Training XGBoost with DuckLake and ADBC
Connecting the old and the new with Apache Arrow
If this is the first article of mine you’ve read about ADBC (Arrow Database Connectivity), I highly suggest you read my first article, ADBC: An Intro to NextGen Database Connections, to get a nice primer on how ADBC works and why it is such a game changer. As I dive deeper into ADBC, I’ve realized there are far more use cases for it than I first imagined. Today’s use case is a callback to my Data Science days while using my favorite new technologies. We’ll explore how to leverage DuckLake and ADBC to train an XGBoost model with minimal dependencies, showcasing the power of Apache Arrow for efficient data movement and interoperability.
TLDR;
You can see the entire project and run it yourself at the GitHub HERE.
You’ll be using your terminal and Python to run this project. Download Astral uv and necessary ADBC drivers (see dbc below), clone the repo, create a virtual environment, sync the necessary libraries and run the train_model.py file.
# Install uv
curl -LsSf https://astral.sh/uv/install.sh | sh
# Install dbc CLI
uv tool install dbc
# Install DuckDB ADBC driver (required)
dbc install duckdb
# Install project deps
uv sync
# Run project
uv run python train_model.pyThis article about ADBC is made in partnership with Columnar, creator of the dbc cli tool that lets you easily manage your ADBC drivers as well as fantastic quick starts for ADBC.
Where is Data Technology Going?
Interoperability between data tools is the future. It allows new data technologies like DuckLake to work effortlessly with classic libraries like XGBoost, enabling open source projects and products to interact cohesively. At the center of that interoperability is Apache Arrow. As Matt Topol points out in his book “In-Memory Analytics with Apache Arrow,” Apache Arrow is less a library and more an ecosystem of tools. There are a number of ways you could move data from a source and send it to XGBoost to train on, but I think using ADBC is the shortest path to success.
ADBC (Arrow Database Connectivity) enables efficient data transfer from one columnar data source to another with minimal copying. This means you are moving memory pointers from one place to another until you need to actually materialize the data for use.

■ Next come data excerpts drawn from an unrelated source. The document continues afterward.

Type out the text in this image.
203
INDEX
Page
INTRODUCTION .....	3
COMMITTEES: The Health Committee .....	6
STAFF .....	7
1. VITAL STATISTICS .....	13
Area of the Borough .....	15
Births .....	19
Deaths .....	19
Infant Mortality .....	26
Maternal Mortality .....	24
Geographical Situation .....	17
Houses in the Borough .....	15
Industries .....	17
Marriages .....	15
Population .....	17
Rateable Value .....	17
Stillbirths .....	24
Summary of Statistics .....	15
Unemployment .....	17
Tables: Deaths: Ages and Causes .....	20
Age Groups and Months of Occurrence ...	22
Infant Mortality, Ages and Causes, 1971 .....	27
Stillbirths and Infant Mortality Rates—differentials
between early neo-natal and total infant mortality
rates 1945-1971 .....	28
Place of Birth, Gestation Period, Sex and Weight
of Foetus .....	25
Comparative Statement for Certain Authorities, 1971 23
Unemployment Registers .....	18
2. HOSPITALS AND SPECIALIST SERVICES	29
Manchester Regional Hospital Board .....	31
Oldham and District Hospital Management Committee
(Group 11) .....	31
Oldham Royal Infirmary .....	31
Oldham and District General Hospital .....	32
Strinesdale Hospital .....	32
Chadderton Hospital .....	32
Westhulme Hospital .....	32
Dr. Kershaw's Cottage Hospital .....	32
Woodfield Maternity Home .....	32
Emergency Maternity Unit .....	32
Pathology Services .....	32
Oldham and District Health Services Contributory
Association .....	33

In our use case today, we're working with a local DuckLake instance (which could also be a production or managed DuckLake) that we create an ADBC connection with. ADBC allows us to read the DuckLake data as an Arrow table and store in-memory. We can then use the PyArrow library to split the Arrow table into two shuffled Arrow tables that are used as a data input for XGBoost to train and test on. We end up using the Apache Arrow ecosystem to handle what would need at least two other library dependencies. Let’s get into it!
Choosing the Right Data for the Job
I didn't want to spend a lot of time cleaning up a Kaggle dataset. This isn't an exercise in pre-processing, it's an exercise in training an XGBoost model with an Arrow table. Given that, I decided to work with the legendary penguins dataset. I know it well and I know what to expect from it. It also gives us a great opportunity to showcase how you can do basic pre-processing with just SQL. The penguins dataset is publicly available as a CSV online. So how do we pre-process with SQL and train an XGBoost classifier model with as little overhead as possible?
DuckLake as the Local Data Storage Option
Why use DuckLake instead of just DuckDB? It’s largely a matter of preference at this point. DuckDB handles the metadata storage, but I prefer DuckLake for its flexibility. Specifically, if I have data coming from a system that I use for training, I can have parquets sent to a storage bucket, and DuckLake lets me append those files directly. I find this approach has lower maintenance overhead than keeping a local DuckDB instance and performing APPENDs on it. Additionally, DuckLake can be deployed into production, which gives it an edge over using a standalone DuckDB database.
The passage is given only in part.